The Palazzo Vidoni-Caffarelli is an enormous palace along the Corso Vittorio Emanuele II in Rome. Originally constructed in the 16th century, its facade had to be moved back when the street was widened in 1886. Part of the building is now being used for government offices.
Palazzo Vidoni-Caffarelli Rome
Address: Corso Vittorio Emanuele II, 116 – Rome. Phone: +39 . Opening times and admission: The building can only be viewed from outside. (Note that prices and times may be subject to change.)
History and description
The palace was commissioned by the Caffarelli family in 1515. The architect was a pupil of Raphael, Lorenzo Lotto.
In 1536, the palace hosted a meeting between Pope Paul III Farnese and Emperor Charles V.
In 1767, the building was sold to Cardinal Stoppani and in 1816 it came into the hands of Cardinal Vidoni.

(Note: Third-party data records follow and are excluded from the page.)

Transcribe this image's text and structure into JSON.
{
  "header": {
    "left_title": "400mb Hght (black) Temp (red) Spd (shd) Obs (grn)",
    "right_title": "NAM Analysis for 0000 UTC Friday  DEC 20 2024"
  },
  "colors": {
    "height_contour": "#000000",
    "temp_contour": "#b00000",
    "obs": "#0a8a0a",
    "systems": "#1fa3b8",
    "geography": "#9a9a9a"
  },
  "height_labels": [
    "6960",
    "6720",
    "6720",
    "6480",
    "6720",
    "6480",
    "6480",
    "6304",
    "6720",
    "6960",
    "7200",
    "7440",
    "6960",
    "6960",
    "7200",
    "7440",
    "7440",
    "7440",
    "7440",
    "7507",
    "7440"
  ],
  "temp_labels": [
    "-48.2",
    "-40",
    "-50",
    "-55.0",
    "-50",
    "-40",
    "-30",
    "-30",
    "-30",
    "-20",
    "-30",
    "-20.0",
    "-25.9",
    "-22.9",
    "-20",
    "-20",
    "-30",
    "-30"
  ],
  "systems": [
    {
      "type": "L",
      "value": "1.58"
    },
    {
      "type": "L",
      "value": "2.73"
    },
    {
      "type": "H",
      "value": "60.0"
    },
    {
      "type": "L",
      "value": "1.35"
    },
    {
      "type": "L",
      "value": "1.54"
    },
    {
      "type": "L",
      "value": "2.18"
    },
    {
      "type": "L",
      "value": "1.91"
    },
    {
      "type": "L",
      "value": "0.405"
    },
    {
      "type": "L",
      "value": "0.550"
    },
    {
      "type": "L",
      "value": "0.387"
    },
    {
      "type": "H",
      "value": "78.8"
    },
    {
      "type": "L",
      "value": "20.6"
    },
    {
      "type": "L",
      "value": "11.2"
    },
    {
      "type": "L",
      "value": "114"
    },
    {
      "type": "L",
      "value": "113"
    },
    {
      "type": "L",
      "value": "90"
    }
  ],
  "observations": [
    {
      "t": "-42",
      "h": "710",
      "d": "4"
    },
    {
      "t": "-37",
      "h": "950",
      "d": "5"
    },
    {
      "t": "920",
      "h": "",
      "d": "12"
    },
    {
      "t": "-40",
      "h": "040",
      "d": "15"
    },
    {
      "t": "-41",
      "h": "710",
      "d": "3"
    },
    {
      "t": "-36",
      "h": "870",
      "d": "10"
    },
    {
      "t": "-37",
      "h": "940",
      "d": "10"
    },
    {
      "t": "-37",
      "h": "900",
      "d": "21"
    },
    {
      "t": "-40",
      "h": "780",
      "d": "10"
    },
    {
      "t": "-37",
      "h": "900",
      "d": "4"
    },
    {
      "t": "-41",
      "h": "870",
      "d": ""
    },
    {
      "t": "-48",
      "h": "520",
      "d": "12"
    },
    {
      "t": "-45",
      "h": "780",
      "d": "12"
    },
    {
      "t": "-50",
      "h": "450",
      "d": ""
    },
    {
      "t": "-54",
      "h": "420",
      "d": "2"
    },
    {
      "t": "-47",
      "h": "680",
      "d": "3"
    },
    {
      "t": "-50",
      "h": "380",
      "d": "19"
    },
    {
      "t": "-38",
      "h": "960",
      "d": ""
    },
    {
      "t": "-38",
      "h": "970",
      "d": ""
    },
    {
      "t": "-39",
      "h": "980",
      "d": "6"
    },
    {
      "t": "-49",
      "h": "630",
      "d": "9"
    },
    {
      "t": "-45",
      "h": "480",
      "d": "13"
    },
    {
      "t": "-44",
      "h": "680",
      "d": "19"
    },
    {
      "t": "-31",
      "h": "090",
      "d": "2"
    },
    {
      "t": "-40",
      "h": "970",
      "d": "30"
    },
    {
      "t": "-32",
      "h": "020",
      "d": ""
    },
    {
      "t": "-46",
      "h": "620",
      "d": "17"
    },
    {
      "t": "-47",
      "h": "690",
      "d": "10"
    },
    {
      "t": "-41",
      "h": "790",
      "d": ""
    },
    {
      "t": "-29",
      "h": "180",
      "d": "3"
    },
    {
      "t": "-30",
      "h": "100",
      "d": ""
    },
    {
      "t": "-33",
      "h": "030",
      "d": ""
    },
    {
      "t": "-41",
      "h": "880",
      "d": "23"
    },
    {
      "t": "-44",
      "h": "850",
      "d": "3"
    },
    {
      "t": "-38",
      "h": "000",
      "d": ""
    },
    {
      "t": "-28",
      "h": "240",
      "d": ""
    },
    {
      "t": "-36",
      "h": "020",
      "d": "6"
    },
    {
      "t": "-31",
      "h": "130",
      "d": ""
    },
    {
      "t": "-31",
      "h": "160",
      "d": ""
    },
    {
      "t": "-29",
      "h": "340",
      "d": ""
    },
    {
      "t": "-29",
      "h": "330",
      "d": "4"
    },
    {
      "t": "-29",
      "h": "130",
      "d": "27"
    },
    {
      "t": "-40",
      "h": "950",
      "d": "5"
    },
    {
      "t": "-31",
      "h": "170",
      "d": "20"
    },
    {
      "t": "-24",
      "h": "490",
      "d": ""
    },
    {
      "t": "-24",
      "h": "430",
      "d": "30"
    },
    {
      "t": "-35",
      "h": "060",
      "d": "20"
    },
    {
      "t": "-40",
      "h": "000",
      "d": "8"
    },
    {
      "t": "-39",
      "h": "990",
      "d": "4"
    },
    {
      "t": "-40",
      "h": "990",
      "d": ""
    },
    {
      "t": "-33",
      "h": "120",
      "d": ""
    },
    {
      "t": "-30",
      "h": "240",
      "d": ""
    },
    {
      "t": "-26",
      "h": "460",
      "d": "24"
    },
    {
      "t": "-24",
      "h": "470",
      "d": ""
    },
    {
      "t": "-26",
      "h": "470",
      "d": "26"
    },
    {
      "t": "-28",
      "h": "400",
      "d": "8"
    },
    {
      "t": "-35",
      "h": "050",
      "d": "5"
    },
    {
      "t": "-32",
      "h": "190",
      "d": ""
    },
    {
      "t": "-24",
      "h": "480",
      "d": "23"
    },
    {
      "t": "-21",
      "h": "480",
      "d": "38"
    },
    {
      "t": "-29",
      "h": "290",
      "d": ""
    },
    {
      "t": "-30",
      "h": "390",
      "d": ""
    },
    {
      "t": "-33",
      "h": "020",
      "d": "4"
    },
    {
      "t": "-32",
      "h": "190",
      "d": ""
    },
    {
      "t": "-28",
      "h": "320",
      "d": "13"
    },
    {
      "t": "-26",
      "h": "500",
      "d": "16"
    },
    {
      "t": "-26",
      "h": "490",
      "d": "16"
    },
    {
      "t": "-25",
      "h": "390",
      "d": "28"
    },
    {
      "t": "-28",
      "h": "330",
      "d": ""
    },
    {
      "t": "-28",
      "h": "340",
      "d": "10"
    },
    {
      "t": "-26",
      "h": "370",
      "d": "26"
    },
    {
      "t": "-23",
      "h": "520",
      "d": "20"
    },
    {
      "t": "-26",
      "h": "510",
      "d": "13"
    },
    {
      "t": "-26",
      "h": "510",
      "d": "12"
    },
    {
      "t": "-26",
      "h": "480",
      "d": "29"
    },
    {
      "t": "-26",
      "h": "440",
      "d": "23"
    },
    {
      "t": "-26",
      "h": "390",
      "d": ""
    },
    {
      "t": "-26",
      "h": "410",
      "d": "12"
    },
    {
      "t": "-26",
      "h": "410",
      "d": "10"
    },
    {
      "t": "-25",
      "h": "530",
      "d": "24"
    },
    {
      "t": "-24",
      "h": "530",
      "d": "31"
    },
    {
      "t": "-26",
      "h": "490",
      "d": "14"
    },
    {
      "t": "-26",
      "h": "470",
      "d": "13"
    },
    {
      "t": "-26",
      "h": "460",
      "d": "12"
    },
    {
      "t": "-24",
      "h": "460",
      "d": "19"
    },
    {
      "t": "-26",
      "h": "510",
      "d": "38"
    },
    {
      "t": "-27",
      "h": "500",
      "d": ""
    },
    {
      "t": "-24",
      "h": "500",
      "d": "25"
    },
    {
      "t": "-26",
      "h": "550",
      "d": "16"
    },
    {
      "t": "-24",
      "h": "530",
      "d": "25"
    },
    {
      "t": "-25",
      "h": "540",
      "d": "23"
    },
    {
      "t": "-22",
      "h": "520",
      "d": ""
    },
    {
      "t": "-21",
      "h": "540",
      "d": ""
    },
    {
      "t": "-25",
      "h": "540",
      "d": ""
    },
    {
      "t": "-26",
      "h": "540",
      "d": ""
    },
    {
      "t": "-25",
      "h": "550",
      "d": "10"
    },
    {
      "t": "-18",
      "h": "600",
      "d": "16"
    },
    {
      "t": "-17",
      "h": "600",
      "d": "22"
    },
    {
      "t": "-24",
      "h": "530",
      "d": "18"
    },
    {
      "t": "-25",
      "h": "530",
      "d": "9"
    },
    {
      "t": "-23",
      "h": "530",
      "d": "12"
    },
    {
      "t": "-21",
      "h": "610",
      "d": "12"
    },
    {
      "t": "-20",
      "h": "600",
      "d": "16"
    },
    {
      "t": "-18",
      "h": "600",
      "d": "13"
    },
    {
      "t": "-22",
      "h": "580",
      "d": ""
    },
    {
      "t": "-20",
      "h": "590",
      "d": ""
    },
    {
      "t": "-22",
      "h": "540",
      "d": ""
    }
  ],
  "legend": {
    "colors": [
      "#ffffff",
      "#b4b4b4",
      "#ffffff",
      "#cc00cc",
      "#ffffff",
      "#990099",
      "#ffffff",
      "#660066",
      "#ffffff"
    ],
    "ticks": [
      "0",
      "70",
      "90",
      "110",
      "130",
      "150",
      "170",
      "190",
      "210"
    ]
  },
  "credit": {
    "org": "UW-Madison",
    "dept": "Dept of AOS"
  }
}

In 1886, the Corso Vittorio Emanuele II was widened, which had an effect on many palaces in the street. The then owner Carlo Giustiniani Bandini was forced to hire the architect Francesco Settimi to renovate the façade on both the Corso Vittorio Emanuele side and the Piazza Vidoni side. The force restoration was used to also raise the palace by adding one floor.
Before the start of World War II, the Directorate of the National Fascist Party was based in Palazzo Caffarelli-Vidoni.
The lower floor is characterized by the use of bossage. The portals with round arches alternate with windows with triangular tympanums.
On the second and third floors, the windows are flanked by double pillars.
What to see
Several rooms inside the palace are graced by frescoes by Anton Raphael Mengs and the school of Perin del Vaga. The paintings depict events in the life of Emperor Charles V.
There are multiple Roman statues in the building, one of which depicts Emperor Lucio Aurelio Vero.
In the courtyard is a fountain made from a Roman sarcophagus.